Alternatively, for the same reasons, the respondent argues that the Board ought in this particular case to define the question of "appropriateness" of a bargaining unit in terms of who is the applicant, and find that the sought-for bargaining unit for this applicant is inappropriate. The Board, however, has not in the past dealt with the question of appropriateness in these terms, and, also for the same reasons given above, does not consider this to be an appropriate case to start.
Finally, the respondent's argument on the applicant's constitution is that it precludes the respondents staff representatives from becoming members, and that the Board, subject to satisfactory evidence of practice under section 103(4) of the Act ought to refuse to certify the applicant on the authority of such cases as Gavmer & Oultram, 54 CLLC ¶17,073. But the applicant's constitution does not contain such a prohibition. What it does contain is a list of offences for which a member may, at some future point, be declared to be no longer a member in good standing. Those offences include, in Article XII:
(f) working in the interest of or accepting membership in any organization dual to the International Union.

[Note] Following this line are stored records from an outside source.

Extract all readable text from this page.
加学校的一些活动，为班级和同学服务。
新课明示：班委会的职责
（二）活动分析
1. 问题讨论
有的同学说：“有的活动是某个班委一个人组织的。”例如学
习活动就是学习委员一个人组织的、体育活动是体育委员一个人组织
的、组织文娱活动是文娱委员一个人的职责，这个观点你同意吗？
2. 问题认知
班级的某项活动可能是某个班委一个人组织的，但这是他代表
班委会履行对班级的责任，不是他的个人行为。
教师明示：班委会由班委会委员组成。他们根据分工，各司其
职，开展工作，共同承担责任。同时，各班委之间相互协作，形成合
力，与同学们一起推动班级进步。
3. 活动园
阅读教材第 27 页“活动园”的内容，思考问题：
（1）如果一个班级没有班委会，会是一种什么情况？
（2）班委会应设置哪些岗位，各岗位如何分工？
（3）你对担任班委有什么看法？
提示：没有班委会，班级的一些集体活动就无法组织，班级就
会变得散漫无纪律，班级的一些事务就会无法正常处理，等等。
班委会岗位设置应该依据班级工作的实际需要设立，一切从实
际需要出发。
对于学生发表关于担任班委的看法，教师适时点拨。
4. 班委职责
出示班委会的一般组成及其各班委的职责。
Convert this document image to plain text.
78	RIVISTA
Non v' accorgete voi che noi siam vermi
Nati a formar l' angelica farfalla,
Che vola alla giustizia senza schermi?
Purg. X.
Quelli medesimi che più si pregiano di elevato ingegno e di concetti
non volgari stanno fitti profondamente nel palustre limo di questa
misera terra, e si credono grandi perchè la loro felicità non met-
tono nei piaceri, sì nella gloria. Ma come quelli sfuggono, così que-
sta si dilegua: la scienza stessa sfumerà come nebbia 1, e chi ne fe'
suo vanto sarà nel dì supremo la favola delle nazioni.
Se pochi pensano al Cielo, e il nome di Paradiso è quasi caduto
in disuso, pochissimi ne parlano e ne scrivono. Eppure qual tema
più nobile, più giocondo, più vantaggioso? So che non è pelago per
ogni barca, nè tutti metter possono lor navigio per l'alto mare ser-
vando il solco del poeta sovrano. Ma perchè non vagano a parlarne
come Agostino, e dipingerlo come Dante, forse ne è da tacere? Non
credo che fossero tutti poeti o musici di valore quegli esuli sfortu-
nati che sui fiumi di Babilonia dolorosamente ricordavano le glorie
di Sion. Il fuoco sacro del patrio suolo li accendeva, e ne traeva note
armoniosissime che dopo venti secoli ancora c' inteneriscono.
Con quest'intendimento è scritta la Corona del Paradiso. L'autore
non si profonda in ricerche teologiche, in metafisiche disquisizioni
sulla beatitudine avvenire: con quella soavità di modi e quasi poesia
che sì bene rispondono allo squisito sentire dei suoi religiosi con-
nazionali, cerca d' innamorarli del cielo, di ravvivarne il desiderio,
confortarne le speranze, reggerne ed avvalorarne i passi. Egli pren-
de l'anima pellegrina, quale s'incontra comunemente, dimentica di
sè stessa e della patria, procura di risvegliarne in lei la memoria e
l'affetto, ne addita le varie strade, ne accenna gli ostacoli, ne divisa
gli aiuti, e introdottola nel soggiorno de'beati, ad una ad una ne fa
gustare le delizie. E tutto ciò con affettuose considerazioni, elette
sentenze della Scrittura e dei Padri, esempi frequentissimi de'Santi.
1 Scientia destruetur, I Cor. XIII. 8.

But as far as joining the union at this point, there are no relevant restrictions whatever under the "eligibility requirements" of Article III of the constitution, which embraces "all working men and working women in the United States and Canada ...". The only time that the staff representatives of the SEIU would have a problem is if the Executive of the USWA decided that the SEIU was an organization "dual" to the USWA, within the intended meaning of the latter's constitution. That, based on the present preponderance of the two unions' jurisdictions, seems unlikely, particularly when it would have the effect of eliminating the employees of the very bargaining unit whom the Steelworkers seek to represent. It is obvious that the applicant and the employees do not feel uncomfortable with the situation as it presently exists, and the respondent trade union, as employer, need not be quite so solicitous of their interests. If a problem should in fact materialize under the constitution in the future, the employees making up this bargaining unit would have available for them the appropriate procedures under the Labour Relations Act for resolving it.
- The parties met with a Labour Relations Officer on May 24, 1983, in order to identify the bargaining-unit issues in dispute. Having regard to the report of the Officer, the Board appoints an officer to inquire into and report to the Board on:
(a) the community of interest between the respondent's field staff and its office staff;
(b) in light of the unresolved question of one bargaining unit or two, the practice by the respondent of using part-time employees or students with respect to either office or field staff;
(c) the duties and responsibilities of Joseph Aggimenti, Eugene R. Laliberte, Barbara Spooner and A. J. Edge; and
(d) in light of the unresolved question of one bargaining unit or two, the community of interest of Joyce Hansen, Carlo Mastragostino and Joyce Todkill.
The parties should also state to the Officer the specifics of their position with respect to V. Ghose and R. Nahls, so that the Board may ultimately make a determination, should such determination be material.